Au niveau de son travail, il vous explique sa méthode : il a « besoin de temps pour avoir les fruits de son travail, 2 ou 3 ans normalement, ça devrait payer ». Ainsi, il aura toujours une bonne raison pour ne pas avoir tout de suite les résultats que vous attendez de lui. Quand il est manager, il vous coupera quasi systématiquement de son équipe. Sans contact avec eux, vous n’avez plus de capteurs pour identifier les signaux faibles, il vous racontera ce qu’il veut, ce qu’il l’arrange.
C’est quoi son objectif ?
Il cherche simplement un sponsor pour une certaine durée, le plus long sera le mieux, tant qu’il n’est pas mis en danger. Le projet de l’entreprise, le vôtre, celui des autres, il s’en fout totalement ! Seul son intérêt compte, il veut profiter des avantages de l’entreprise. Il sait qu’il n’est que de passage, mais prendra tout ce qu’il peut avant d’être identifié.
Il prendra tout, d’abord le salaire, mais il n’en donnera jamais pour l’équivalent : il s’offrira du temps, voire du temps libre. Souvent, il aura des déplacements à faire, mais pas pour l’entreprise, qui n’aura que les frais. Il tirera toutes les couvertures à lui. Quand il pourra profiter des augmentations ou des promotions internes, il ne se gênera pas : tant que ça marche, il continue.

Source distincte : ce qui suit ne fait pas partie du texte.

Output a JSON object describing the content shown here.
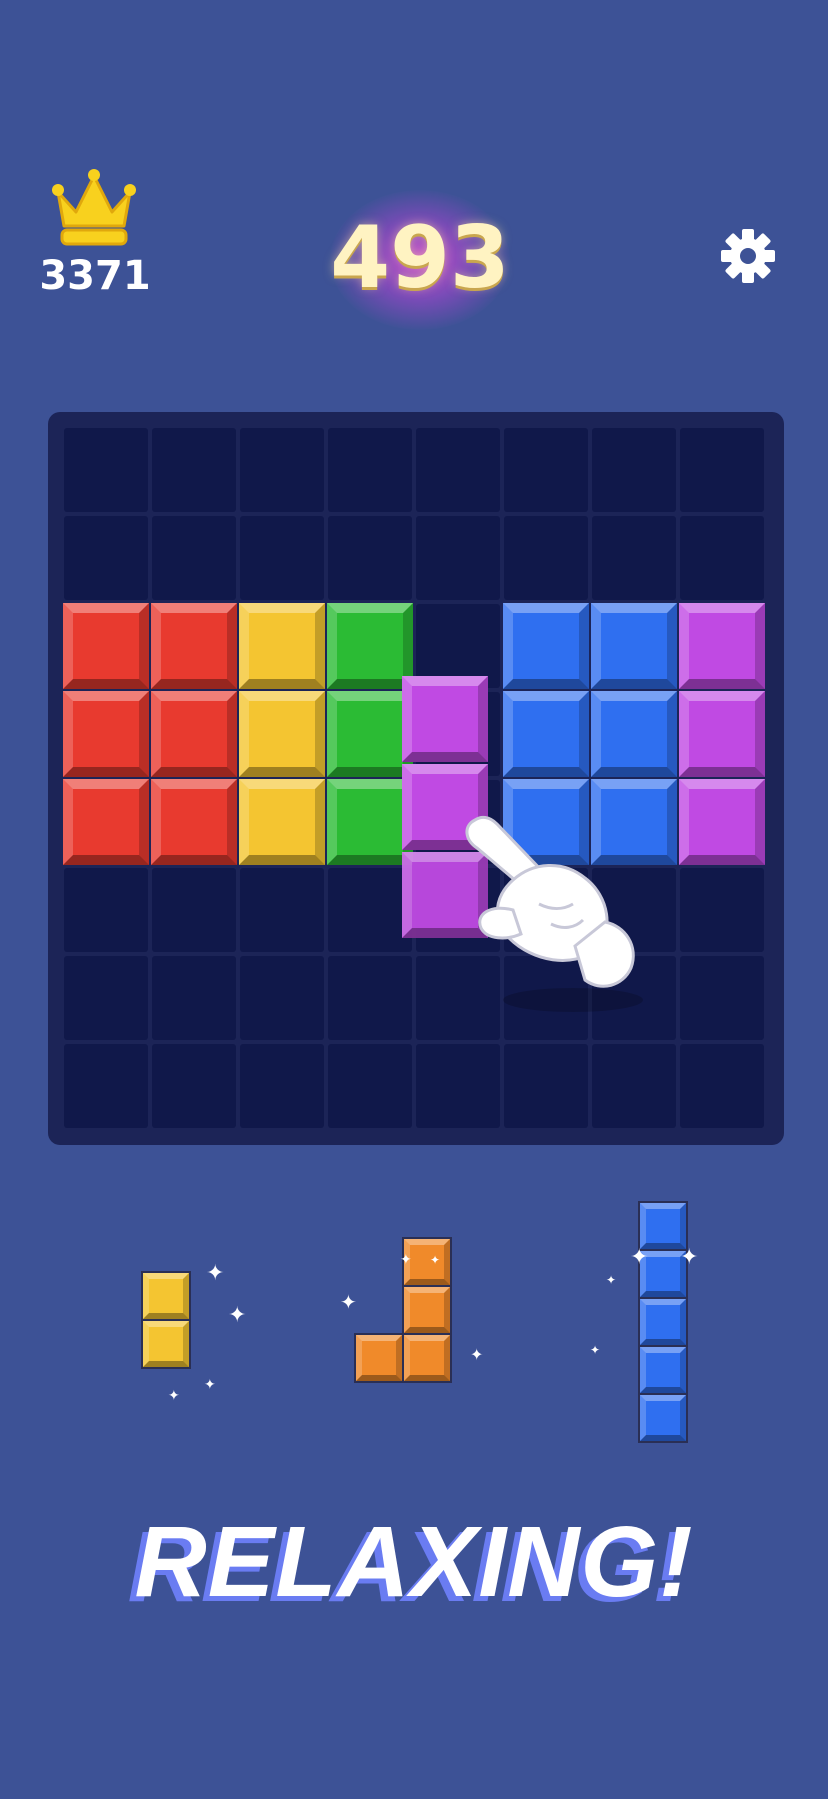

Il sait qu’il se fera identifier tôt ou tard, mais ce n’est pas grave, il sait aussi que cette expérience vient enrichir son CV et lui offrira de nouvelles opportunités. S’il s’est fait attraper trop tôt, il ne le mettra pas sur son CV ou son profil LinkedIn : ni vu ni connu, personne n’y verra rien.
Alors comment le débusquer ?
D’abord, ne jamais laisser les clés du camion, comme ça, à une nouvelle recrue. Comme on dit, la confiance, n’exclut pas le contrôle.

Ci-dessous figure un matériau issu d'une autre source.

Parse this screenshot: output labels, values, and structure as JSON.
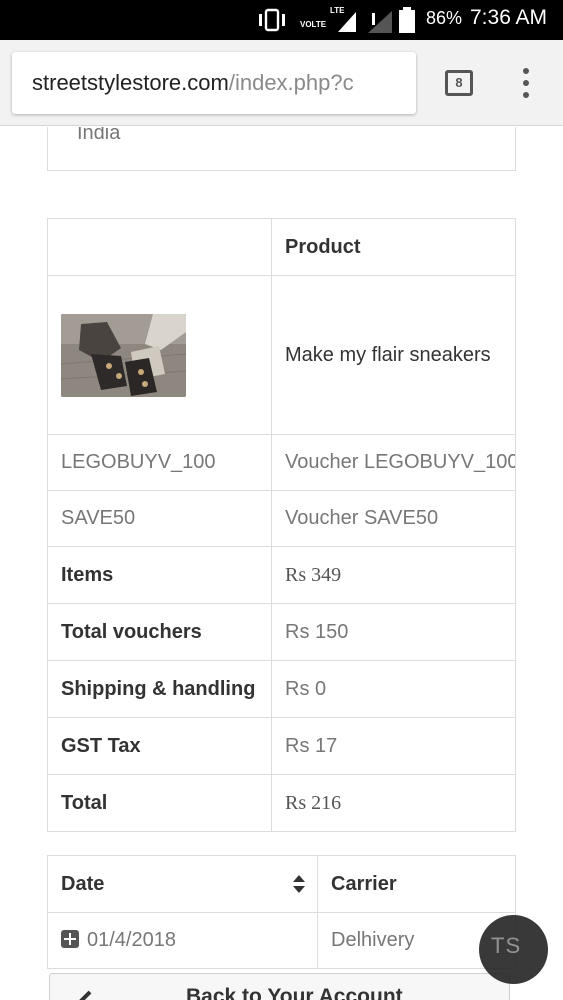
{
  "status_bar": {
    "network": "VOLTE",
    "lte": "LTE",
    "battery": "86%",
    "time": "7:36 AM"
  },
  "browser": {
    "url_host": "streetstylestore.com",
    "url_path": "/index.php?c",
    "tab_count": "8"
  },
  "address": {
    "country": "India"
  },
  "order_table": {
    "header_product": "Product",
    "product_name": "Make my flair sneakers",
    "vouchers": [
      {
        "code": "LEGOBUYV_100",
        "name": "Voucher LEGOBUYV_100"
      },
      {
        "code": "SAVE50",
        "name": "Voucher SAVE50"
      }
    ],
    "totals": [
      {
        "label": "Items",
        "value": "Rs 349"
      },
      {
        "label": "Total vouchers",
        "value": "Rs 150"
      },
      {
        "label": "Shipping & handling",
        "value": "Rs 0"
      },
      {
        "label": "GST Tax",
        "value": "Rs 17"
      },
      {
        "label": "Total",
        "value": "Rs 216"
      }
    ]
  },
  "shipping_table": {
    "header_date": "Date",
    "header_carrier": "Carrier",
    "rows": [
      {
        "date": "01/4/2018",
        "carrier": "Delhivery"
      }
    ]
  },
  "back_button": {
    "label": "Back to Your Account"
  },
  "watermark": {
    "text": "TS"
  }
}
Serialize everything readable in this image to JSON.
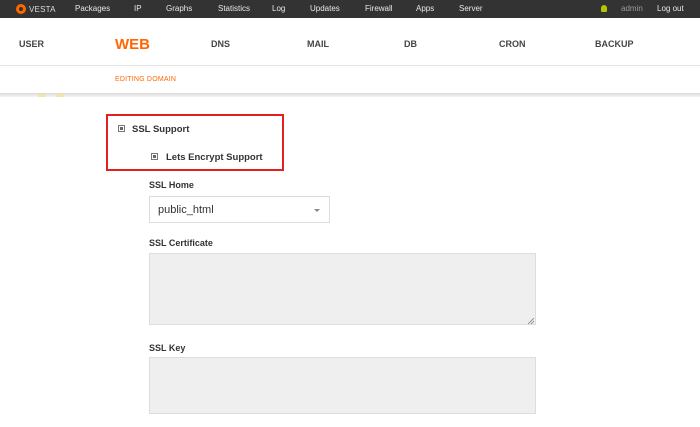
{
  "topbar": {
    "logo_text": "VESTA",
    "nav": [
      "Packages",
      "IP",
      "Graphs",
      "Statistics",
      "Log",
      "Updates",
      "Firewall",
      "Apps",
      "Server"
    ],
    "user": "admin",
    "logout": "Log out"
  },
  "mainmenu": {
    "items": [
      "USER",
      "WEB",
      "DNS",
      "MAIL",
      "DB",
      "CRON",
      "BACKUP"
    ],
    "active": "WEB"
  },
  "subtitle": "EDITING DOMAIN",
  "form": {
    "ssl_support": {
      "label": "SSL Support",
      "checked": true
    },
    "lets_encrypt": {
      "label": "Lets Encrypt Support",
      "checked": true
    },
    "ssl_home": {
      "label": "SSL Home",
      "value": "public_html"
    },
    "ssl_certificate": {
      "label": "SSL Certificate",
      "value": ""
    },
    "ssl_key": {
      "label": "SSL Key",
      "value": ""
    }
  },
  "colors": {
    "accent": "#ff6701",
    "topbar": "#333333",
    "highlight": "#e32020"
  }
}
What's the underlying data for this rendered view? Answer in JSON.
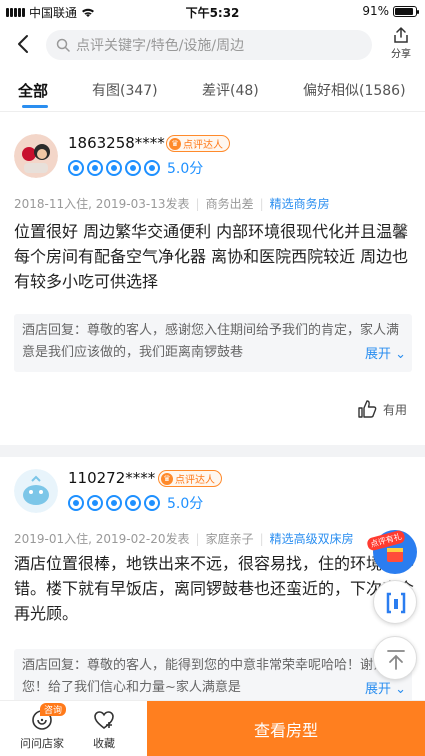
{
  "status_bar": {
    "carrier": "中国联通",
    "time": "下午5:32",
    "battery": "91%",
    "battery_level": 0.91
  },
  "header": {
    "search_placeholder": "点评关键字/特色/设施/周边",
    "share_label": "分享"
  },
  "tabs": [
    {
      "label": "全部",
      "active": true
    },
    {
      "label": "有图(347)"
    },
    {
      "label": "差评(48)"
    },
    {
      "label": "偏好相似(1586)"
    }
  ],
  "reviews": [
    {
      "username": "1863258****",
      "badge": "点评达人",
      "score": "5.0分",
      "rating_value": 5,
      "date_info": "2018-11入住, 2019-03-13发表",
      "trip_type": "商务出差",
      "room_type": "精选商务房",
      "content": "位置很好 周边繁华交通便利 内部环境很现代化并且温馨 每个房间有配备空气净化器 离协和医院西院较近 周边也有较多小吃可供选择",
      "reply": "酒店回复：尊敬的客人，感谢您入住期间给予我们的肯定，家人满意是我们应该做的，我们距离南锣鼓巷",
      "expand": "展开",
      "useful": "有用"
    },
    {
      "username": "110272****",
      "badge": "点评达人",
      "score": "5.0分",
      "rating_value": 5,
      "date_info": "2019-01入住, 2019-02-20发表",
      "trip_type": "家庭亲子",
      "room_type": "精选高级双床房",
      "content": "酒店位置很棒，地铁出来不远，很容易找，住的环境也不错。楼下就有早饭店，离同锣鼓巷也还蛮近的，下次来会再光顾。",
      "reply": "酒店回复：尊敬的客人，能得到您的中意非常荣幸呢哈哈！谢谢您！给了我们信心和力量~家人满意是",
      "expand": "展开"
    }
  ],
  "floating": {
    "gift_label": "点评有礼"
  },
  "bottom_bar": {
    "consult_tag": "咨询",
    "ask_label": "问问店家",
    "fav_label": "收藏",
    "room_button": "查看房型"
  }
}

À titre personnel, j’ai eu l’occasion de recruter un profil qui nous avait fait très grosse impression, et assez naturellement, l’envie de laisser cartes blanches dès le démarrage. Heureusement que nous avons été vigilants malgré tout, cela nous a permis de repérer un certain nombre de points qui ont commencé à allumer quelques signaux. Nous avons donc commencé à suivre plus précisément ses actions et son comportement.
Nous avons rapproché notre management, repris contact avec les équipes pour valider certaines intuitions. La difficulté, c’est qu’il a toujours de bonnes raisons pour ne pas faire ce que l’on attend de lui. Il détourne votre attention sur d’autres sujets. La seule solution est de passer à un fonctionnement plus directif. Des actions clairement définies, des objectifs précis, une échéance définie et des points réguliers pour en suivre l’avancement.

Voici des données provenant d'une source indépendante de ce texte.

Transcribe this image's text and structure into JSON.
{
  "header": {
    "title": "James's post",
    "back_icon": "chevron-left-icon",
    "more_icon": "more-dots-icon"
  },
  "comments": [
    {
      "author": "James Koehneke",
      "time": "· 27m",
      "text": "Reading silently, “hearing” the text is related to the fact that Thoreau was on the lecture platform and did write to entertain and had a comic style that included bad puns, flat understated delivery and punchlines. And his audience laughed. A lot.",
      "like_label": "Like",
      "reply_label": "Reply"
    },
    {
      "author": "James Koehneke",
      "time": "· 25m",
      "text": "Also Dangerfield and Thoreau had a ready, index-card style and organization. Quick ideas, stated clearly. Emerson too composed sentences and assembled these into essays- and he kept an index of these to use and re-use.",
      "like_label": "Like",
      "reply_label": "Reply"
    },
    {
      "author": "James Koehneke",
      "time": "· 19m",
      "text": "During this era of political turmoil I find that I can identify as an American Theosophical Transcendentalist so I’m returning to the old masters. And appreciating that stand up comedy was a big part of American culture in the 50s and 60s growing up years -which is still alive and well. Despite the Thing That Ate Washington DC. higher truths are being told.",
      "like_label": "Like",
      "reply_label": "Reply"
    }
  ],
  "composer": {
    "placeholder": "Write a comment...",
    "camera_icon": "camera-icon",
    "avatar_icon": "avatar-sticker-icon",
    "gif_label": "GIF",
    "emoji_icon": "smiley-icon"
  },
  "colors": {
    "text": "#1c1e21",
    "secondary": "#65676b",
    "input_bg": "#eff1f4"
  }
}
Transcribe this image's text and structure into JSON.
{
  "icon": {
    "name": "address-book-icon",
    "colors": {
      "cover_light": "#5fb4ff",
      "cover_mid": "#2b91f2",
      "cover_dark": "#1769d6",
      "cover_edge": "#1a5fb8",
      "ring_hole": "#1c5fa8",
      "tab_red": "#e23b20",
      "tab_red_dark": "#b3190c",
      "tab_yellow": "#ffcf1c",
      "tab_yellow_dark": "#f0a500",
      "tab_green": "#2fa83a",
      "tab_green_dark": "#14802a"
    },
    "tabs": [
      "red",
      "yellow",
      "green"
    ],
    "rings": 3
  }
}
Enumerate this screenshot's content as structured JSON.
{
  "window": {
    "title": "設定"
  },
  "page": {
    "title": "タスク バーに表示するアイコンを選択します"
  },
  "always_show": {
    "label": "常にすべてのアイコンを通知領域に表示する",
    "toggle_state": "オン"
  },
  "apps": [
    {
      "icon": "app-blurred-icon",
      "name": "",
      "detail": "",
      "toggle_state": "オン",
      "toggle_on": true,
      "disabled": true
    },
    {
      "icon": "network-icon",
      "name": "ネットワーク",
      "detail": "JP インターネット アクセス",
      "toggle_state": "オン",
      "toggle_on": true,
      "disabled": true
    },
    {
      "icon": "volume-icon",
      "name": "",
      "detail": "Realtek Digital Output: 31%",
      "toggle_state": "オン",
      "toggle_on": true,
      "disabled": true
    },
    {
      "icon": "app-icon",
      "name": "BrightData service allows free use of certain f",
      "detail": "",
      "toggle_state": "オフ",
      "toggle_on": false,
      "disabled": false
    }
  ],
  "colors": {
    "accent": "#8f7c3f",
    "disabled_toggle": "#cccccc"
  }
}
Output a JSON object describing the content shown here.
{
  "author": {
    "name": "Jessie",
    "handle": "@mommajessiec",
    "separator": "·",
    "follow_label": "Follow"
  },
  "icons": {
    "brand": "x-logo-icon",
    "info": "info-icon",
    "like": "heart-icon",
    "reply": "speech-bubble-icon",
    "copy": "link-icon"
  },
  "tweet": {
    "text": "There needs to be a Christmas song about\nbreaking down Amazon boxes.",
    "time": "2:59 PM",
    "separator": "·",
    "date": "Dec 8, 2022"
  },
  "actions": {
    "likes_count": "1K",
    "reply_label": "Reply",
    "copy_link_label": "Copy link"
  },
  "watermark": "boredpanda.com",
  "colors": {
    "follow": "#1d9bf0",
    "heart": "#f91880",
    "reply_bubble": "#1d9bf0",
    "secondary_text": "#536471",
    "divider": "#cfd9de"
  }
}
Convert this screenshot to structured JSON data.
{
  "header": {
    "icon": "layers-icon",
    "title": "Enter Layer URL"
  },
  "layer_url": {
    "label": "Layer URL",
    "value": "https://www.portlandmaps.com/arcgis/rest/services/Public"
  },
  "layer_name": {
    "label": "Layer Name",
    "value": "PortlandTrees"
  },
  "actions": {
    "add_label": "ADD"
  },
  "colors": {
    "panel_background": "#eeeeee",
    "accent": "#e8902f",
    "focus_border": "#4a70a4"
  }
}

Rapidement, il va se sentir ferré, va s’énerver, hausser le ton, ou expliquer que lui ne travaille pas comme ça. Qu’il a besoin que l’on lui fasse confiance, etc. etc. En quelque sorte, que s’il n’y arrive pas ou plus, c’est à cause de vous, vous lui mettez la pression.
Comment réagir ?
Parfois, les entreprises ont la faiblesse de ne pas réagir. Après tout, il ne fait rien de mal (rien de visible) car il fait semblant. D’autant plus quand c’est un manager qui l’a recruté, il ne veut pas se discréditer et expliquer à sa direction qu’il a commis une erreur. Erreur qui, d’ailleurs, ne se voit pas au premier coup d’œil. Pire, l’usurpateur peut même donner une excellente image à la DG, ce qui rend la séparation encore plus compliquée.
Mais quelle erreur de ne pas réagir ! Ne pas trancher est dramatique pour l’entreprise, pour les équipes, pour l’image de la direction. À mon sens, dès qu’il est démasqué, il faut réagir au plus vite. La seule issue est la séparation.
Il faut être ferme et se préparer à ce qu’il crie à l’injustice. Il va déployer des arguments, mais si vous êtes convaincu de cette situation, ne rentrez plus dans le détail et le débat, soyez factuel et appuyez-vous sur des faits indiscutables. Au fond de lui, il sait qu’il est imposteur, il baissera vite les bras s’il sent que ses arguments ne fonctionnent plus.
Quelle conséquence pour les équipes ?
Le recrutement de ce type de profil est assez dévastateur pour les équipes. Il est créateur de sentiment d’injustice. Eux sont là depuis des années, travaillent, font leur maximum, et tout d’un coup, on confie des responsabilités à une personne qui fait semblant.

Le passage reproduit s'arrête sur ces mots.